A shrill, archaic, wretched excuse for a modern rock record, Machina’s To Live and Die in the Garden of Eden is displeasure on many levels. Oh sure, it’ll rock the worlds of fans of groups like Staind and Nickelback with its pitiful imitation of Layne Staley meets Eddie Vedder vocals and floppy, colour-by-numbers songcraft. Those who’ve never heard another rock record, like, ever may find some value in it.
But for those who’ve actually heard other bands and tend to enjoy music as an art form rather than as a way of passing the time in elevators, this nasty rash of flavourless garbage will simply not do.
Machina is the project of ex-Future Leaders of the World vocalist Phil Taylor and two former members of Evanescence in guitarist John LeCompt and drummer Rocky Gray. Bassist Thad Ables also punches the clock.

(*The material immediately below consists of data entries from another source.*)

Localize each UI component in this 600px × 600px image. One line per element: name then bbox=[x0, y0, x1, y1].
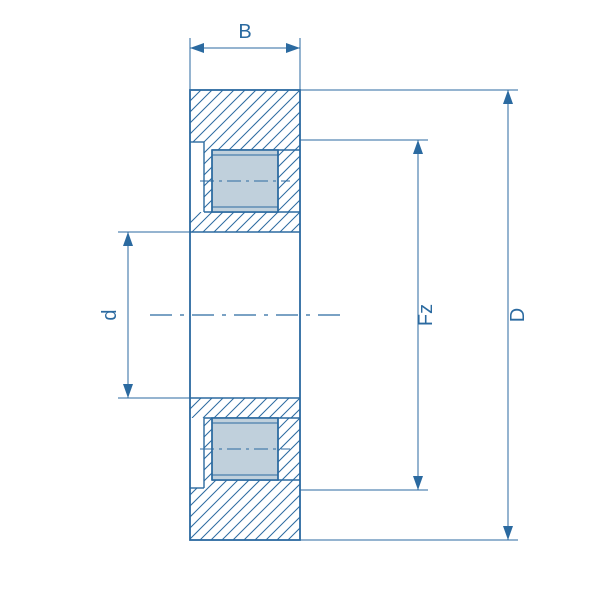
bearing-diagram: Bd Fz D bbox=[0, 0, 600, 600]
dim-d-label: d bbox=[99, 309, 121, 320]
dim-Fz-label: Fz bbox=[415, 304, 437, 326]
dim-D-label: D bbox=[507, 308, 529, 322]
dim-B-label: B bbox=[238, 21, 251, 43]
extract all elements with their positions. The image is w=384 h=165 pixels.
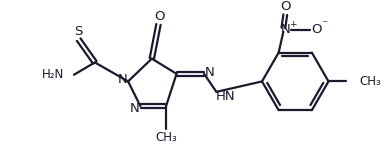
Text: O: O	[280, 0, 291, 13]
Text: CH₃: CH₃	[155, 131, 177, 144]
Text: CH₃: CH₃	[359, 75, 381, 88]
Text: N: N	[280, 23, 290, 36]
Text: N: N	[118, 73, 127, 86]
Text: S: S	[74, 25, 83, 38]
Text: N: N	[205, 66, 215, 79]
Text: HN: HN	[216, 90, 236, 103]
Text: N: N	[130, 101, 140, 115]
Text: O: O	[311, 23, 322, 36]
Text: O: O	[154, 10, 165, 23]
Text: H₂N: H₂N	[42, 68, 65, 81]
Text: +: +	[289, 20, 296, 29]
Text: ⁻: ⁻	[321, 19, 327, 32]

The band, which is apparently filming a television series called The Making of Rockstars, is hard to take seriously. They may be sincere, but their approach isn’t the least bit inventive and their songs are as undeveloped and monotonous as possible. Their lyrical content makes Justin Bieber seem like Bob Dylan.
To Live and Die in the Garden of Eden opens with “Crown,” a dreadfully chugging locomotive that finds Taylor half-shouting his vocals. He actually settles in decently to the frontman position for the first verse and even the chorus, but the whimper starts to seep in as the song progresses and things change for the god-awful in a hurry.

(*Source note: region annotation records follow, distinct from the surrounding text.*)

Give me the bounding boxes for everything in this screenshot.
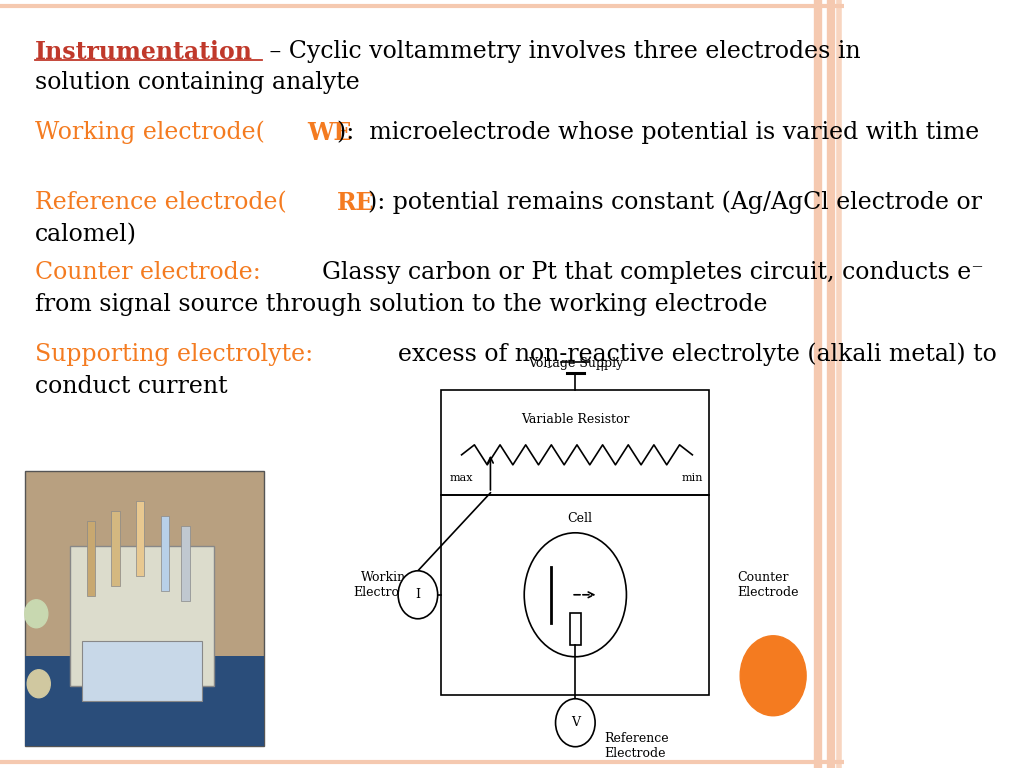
Text: solution containing analyte: solution containing analyte [35, 71, 359, 94]
FancyBboxPatch shape [25, 656, 264, 746]
Text: ): potential remains constant (Ag/AgCl electrode or: ): potential remains constant (Ag/AgCl e… [368, 191, 982, 214]
Text: Reference electrode(: Reference electrode( [35, 191, 287, 214]
Circle shape [398, 571, 437, 619]
FancyBboxPatch shape [82, 641, 202, 700]
Text: Counter electrode:: Counter electrode: [35, 261, 260, 284]
Text: +: + [596, 362, 607, 374]
FancyBboxPatch shape [181, 526, 189, 601]
Text: Glassy carbon or Pt that completes circuit, conducts e⁻: Glassy carbon or Pt that completes circu… [307, 261, 984, 284]
Text: RE: RE [337, 191, 375, 215]
Text: I: I [416, 588, 421, 601]
Text: Voltage Supply: Voltage Supply [527, 357, 623, 370]
Circle shape [28, 670, 50, 698]
Text: V: V [570, 717, 580, 730]
FancyBboxPatch shape [70, 546, 214, 686]
FancyBboxPatch shape [87, 521, 95, 596]
Text: max: max [450, 473, 473, 483]
Text: Working electrode(: Working electrode( [35, 121, 264, 144]
Text: WE: WE [307, 121, 351, 145]
Text: Instrumentation: Instrumentation [35, 40, 253, 64]
Text: ):  microelectrode whose potential is varied with time: ): microelectrode whose potential is var… [337, 121, 980, 144]
Text: Variable Resistor: Variable Resistor [521, 413, 630, 426]
Text: Reference
Electrode: Reference Electrode [604, 732, 669, 760]
Text: Cell: Cell [567, 511, 592, 525]
Text: – Cyclic voltammetry involves three electrodes in: – Cyclic voltammetry involves three elec… [261, 40, 860, 63]
FancyBboxPatch shape [112, 511, 120, 586]
Text: Working
Electrode: Working Electrode [353, 571, 415, 599]
Text: conduct current: conduct current [35, 375, 227, 398]
Text: Supporting electrolyte:: Supporting electrolyte: [35, 343, 312, 366]
Text: -: - [547, 362, 551, 374]
Text: Counter
Electrode: Counter Electrode [737, 571, 799, 599]
Circle shape [556, 699, 595, 746]
FancyBboxPatch shape [161, 516, 169, 591]
Text: excess of non-reactive electrolyte (alkali metal) to: excess of non-reactive electrolyte (alka… [383, 343, 996, 366]
Text: min: min [682, 473, 703, 483]
Circle shape [25, 600, 48, 627]
Text: from signal source through solution to the working electrode: from signal source through solution to t… [35, 293, 767, 316]
Circle shape [740, 636, 806, 716]
Text: calomel): calomel) [35, 223, 136, 246]
FancyBboxPatch shape [136, 501, 144, 576]
FancyBboxPatch shape [25, 471, 264, 746]
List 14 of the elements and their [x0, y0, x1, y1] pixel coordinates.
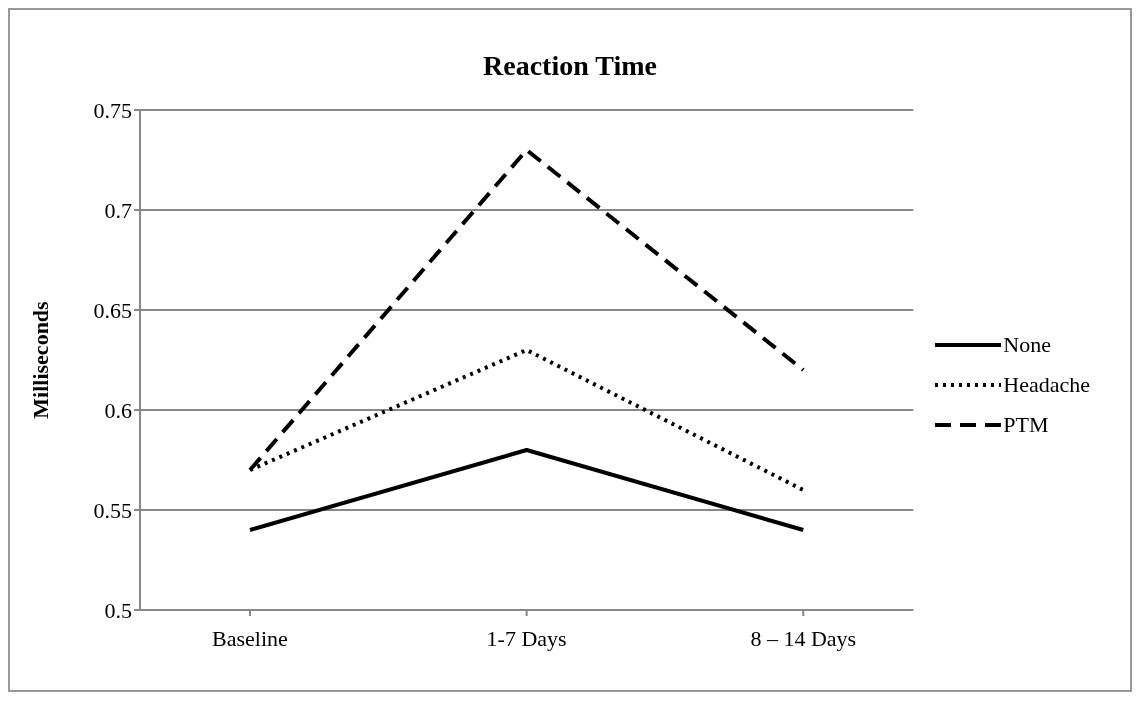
y-tick-label: 0.5	[104, 597, 132, 623]
x-tick-label: 8 – 14 Days	[750, 625, 857, 651]
legend-label: None	[1003, 332, 1051, 358]
chart-title: Reaction Time	[482, 50, 658, 83]
y-tick-label: 0.7	[104, 197, 132, 223]
y-tick-label: 0.75	[93, 97, 132, 123]
x-tick-label: Baseline	[212, 625, 288, 651]
x-tick-label: 1-7 Days	[486, 625, 567, 651]
legend-label: PTM	[1003, 412, 1049, 438]
legend-label: Headache	[1003, 372, 1090, 398]
y-tick-label: 0.55	[93, 497, 132, 523]
y-axis-title: Milliseconds	[27, 300, 53, 419]
y-tick-label: 0.6	[104, 397, 132, 423]
y-tick-label: 0.65	[93, 297, 132, 323]
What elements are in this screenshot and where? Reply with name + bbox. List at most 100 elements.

When “For Fame” slides into the station, Machina has gone from being a basic but energetic bar band into a disastrous musical project that deserves pity more than record sales and reality TV shows. The whining tone makes the lyrics almost unintelligible and the derivative tune flaps around lazily until it runs out of air.
“This Goodbye,” the third song, cements To Live and Die in the Garden of Eden in pathetic territory. From the uncomfortably unnatural word placement to Taylor’s miserable pup rendering of the woe-is-me lyrics, it’s enough to turn even the most tolerant listener into a puddle of unresponsive gloop. Listen to how he spaces out “I am sorry to say this goodbye to you.” Oh dear.
From the whiny “Trust” to the dreadfully corny “Precious,” To Live and Die in the Garden of Eden just doesn’t get any better and Machina actually seems to get worse. And by the time the silly and disgraceful “Belladonna” rolls around, all hope is lost.